When considering how best to build the MLM sales force, bear in mind these key principles taught by the top MLM consultants in seminars and MLM consulting engagements:
- Principle 1 – The sales force is a volunteer army of individuals. Statistics show that 85% devote part time to the work, and they sell because they want to. Never forget that. If they become unhappy, for whatever reason, they won’t place another order and they won’t enroll another person.
- Principle 2 – Sales people in direct selling think more like customers than like business people. If they believe in a product and that it is good value in exchange for the money, they will sell it. If they wouldn’t pay the asking price for it, they won’t sell it.
- Principle 3 – The “trust / fear” equation is always present. There is a direct correlation between the sales force’s trust in the company and the company’s success. There is absolutely no promotion, contest, new product, or compensation plan that can make up for lack of trust.

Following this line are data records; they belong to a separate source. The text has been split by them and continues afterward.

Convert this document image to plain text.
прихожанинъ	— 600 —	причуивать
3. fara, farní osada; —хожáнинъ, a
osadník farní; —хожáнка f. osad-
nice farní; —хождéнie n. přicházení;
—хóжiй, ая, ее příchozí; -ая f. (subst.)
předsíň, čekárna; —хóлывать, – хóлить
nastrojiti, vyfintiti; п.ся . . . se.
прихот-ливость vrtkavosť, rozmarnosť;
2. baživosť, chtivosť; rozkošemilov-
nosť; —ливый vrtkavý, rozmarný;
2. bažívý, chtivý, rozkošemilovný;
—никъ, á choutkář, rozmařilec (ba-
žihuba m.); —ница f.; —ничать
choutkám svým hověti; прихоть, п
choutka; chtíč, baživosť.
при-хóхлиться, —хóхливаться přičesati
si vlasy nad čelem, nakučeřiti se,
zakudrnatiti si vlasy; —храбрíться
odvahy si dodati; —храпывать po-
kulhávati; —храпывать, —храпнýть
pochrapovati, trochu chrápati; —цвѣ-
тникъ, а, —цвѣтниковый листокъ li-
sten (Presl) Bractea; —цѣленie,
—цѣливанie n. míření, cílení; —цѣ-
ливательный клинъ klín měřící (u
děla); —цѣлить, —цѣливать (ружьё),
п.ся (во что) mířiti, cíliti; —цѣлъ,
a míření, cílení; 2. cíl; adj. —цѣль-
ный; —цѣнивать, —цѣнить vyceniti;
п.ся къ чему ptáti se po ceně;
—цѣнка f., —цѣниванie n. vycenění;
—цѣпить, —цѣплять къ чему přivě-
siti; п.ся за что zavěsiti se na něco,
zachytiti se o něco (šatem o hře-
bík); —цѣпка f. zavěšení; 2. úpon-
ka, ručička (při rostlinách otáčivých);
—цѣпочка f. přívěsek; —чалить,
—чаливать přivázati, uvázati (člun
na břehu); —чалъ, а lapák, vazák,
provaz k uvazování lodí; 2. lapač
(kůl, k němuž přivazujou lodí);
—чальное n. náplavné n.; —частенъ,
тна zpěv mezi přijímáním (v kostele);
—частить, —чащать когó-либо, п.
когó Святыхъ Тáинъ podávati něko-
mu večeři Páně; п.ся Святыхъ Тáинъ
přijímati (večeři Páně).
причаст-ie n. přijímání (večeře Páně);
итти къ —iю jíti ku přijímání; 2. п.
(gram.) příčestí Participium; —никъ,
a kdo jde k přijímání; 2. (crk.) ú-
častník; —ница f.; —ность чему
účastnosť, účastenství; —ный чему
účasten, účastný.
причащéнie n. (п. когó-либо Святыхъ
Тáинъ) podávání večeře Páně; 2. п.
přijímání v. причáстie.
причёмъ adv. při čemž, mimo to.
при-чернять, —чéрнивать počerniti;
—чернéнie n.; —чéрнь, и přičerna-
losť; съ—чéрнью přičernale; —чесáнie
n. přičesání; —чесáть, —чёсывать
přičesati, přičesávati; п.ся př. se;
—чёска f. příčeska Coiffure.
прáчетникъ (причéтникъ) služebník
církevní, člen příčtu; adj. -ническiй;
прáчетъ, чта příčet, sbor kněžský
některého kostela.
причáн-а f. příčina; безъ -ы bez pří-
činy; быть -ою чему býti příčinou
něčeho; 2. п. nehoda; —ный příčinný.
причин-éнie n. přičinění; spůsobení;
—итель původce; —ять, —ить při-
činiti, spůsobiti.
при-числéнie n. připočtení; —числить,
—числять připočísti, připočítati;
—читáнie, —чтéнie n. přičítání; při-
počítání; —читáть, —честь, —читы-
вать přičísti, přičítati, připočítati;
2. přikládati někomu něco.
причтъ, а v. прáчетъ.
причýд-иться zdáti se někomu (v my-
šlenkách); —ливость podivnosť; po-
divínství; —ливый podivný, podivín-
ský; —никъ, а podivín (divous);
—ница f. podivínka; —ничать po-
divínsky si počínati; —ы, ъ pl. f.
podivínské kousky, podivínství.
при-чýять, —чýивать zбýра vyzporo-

When considering changes or enhancements, be sure to ask these 4 questions, the same ones that top MLM consultants will ask:
- Question 1 – Is this a good decision for the new and part-time sales people? Whenever you are considering a change, contest, incentive, or promotion, ask whether it adds to or reduces profit; adds to or reduces paperwork; aids or hampers recruiting; makes selling easier; makes recruiting easier?
- Question 2 – Is this a good decision for new and mid-level leaders? Always consider any changes or enhancements in light of the same questions—does it make recruiting easier or harder; does it make being a leader easier or harder?
- Question 3 – Is this a good decision for top-level leaders? Because this area is not as “black and white,” keep in mind that leaders are more tied to the company an income from their businesses. If it’s good for new and part-time sales people and leaders, but not for top leaders, it still may be acceptable in the long-run, but always ask the question.
- Question 4 – Is this a good decision for the company? Many times non-sales department functions make decisions that adversely impact the sales force. For instance, a strong CFO or financial director may rigorously enforce refund policies and refuse to pay refunds that have been approved by a front-line agent who is trying to keep a distributor from canceling.